Tuesday, September 29, 2015

ASTROSAT Launches from Satish Dhawan Space Centre

          By Brian Orlotti

On September 28th, ASTROSAT, India's first orbiting space observatory, was launched from the Satish Dhawan Space Centre in Sriharikota, India. Canada is a key participant in the mission, with Canadian-developed sensors on ASTROSAT itself as well as a Canadian nano-satellite hitching a ride on the rocket as a secondary payload.

The Astrosat launch on September 28th. Video c/o DD News

A project of the Indian Space Research Organization (ISRO), the 1,550kg ASTROSAT is the world's first satellite capable of studying the universe in multiple wavelengths of light (x-ray, ultraviolet, and visible) simultaneously.

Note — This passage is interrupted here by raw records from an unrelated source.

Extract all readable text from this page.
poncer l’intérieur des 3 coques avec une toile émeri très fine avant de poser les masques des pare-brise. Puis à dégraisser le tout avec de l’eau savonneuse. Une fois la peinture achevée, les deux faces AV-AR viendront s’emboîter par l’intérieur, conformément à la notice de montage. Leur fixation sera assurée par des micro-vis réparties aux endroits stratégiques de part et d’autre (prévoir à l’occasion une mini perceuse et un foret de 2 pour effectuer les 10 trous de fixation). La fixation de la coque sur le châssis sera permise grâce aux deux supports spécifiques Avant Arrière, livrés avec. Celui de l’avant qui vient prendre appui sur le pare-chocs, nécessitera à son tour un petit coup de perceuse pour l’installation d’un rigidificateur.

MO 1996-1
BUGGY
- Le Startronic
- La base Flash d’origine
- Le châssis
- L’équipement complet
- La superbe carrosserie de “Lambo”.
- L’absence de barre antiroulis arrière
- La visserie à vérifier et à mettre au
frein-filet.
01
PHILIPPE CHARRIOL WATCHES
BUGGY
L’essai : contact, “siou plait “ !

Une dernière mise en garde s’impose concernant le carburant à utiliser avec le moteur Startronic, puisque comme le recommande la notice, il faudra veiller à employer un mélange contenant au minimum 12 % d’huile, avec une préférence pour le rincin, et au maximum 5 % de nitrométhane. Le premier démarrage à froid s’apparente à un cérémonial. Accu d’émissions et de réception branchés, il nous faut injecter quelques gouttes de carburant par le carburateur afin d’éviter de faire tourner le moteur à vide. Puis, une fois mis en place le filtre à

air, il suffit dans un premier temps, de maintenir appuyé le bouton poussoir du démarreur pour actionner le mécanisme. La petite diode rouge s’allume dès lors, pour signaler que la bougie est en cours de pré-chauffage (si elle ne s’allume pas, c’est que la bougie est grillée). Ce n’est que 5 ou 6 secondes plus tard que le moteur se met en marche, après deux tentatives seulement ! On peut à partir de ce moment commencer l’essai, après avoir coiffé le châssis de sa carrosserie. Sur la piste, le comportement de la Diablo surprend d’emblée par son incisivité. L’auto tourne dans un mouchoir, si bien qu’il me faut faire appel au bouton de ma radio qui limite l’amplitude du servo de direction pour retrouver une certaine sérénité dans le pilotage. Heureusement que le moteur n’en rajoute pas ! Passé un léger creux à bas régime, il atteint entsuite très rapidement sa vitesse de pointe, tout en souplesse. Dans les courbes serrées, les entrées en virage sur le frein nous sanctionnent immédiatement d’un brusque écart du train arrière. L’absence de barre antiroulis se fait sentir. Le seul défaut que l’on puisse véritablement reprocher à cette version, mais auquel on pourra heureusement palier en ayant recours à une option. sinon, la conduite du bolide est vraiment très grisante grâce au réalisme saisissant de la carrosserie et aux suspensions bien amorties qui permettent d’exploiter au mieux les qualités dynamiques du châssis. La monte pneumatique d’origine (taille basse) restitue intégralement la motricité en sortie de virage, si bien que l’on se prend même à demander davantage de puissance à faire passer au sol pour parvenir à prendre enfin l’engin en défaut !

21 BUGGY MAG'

Canada's contribution to ASTROSAT consists of the UltraViolet Imaging Telescope (UVIT), a group of three imagers (2 ultraviolet and one visible light). UVIT will play a key role in ASTROSAT's work since ultraviolet light (along with x-ray light) is the primary wavelength in which exotic astronomical objects such as black holes, neutron stars and quasars can be observed.

The contribution will entitle Canadian scientists to observation time on the satellite, allowing Canadian astronomers to conduct unique research. The UVIT is funded by the Canadian Space Agency (CSA) with in-kind support from the National Research Council of Canada (NRC).

UVIT was developed as a collaboration between the CSA and astronomer Dr. John Hutchings of the NRC. UVIT's prime contractor is Cambridge, Ontario based COM DEV International.

A video overview of the ASTROSAT mission. Screenshot an video c/o ISRO.

The second Canadian connection is the exactView-9 (Ev9), a nano-satellite that was carried onboard the same rocket as ASTROSAT as a secondary payload. Ev9 is a sea vessel monitoring nano-satellite operated by Cambridge, Ontario based exactEarth Ltd. and built by the University of Toronto Institute for Aerospace Studies (UTIAS) Space Flight Laboratory (SFL), in Toronto, Ontario.

Ev9 is the newest member of the company's exactView global ship monitoring constellation, which currently consists of 7 polar-orbiting and one equatorial orbiting satellite (Ev9). Ev9 orbits around the equator every 97 minutes providing expanded and detailed coverage to the busy tropical shipping regions of the world.

Brian Orlotti.
The launch of ASTROSAT highlights Canada's continuing skill at building the tools that help humans understand both our universe and our own planet. 

Brian Orlotti is a network operations centre analyst at Shomi, a Canadian provider of on-demand internet streaming media and a regular contributor to the Commercial Space blog.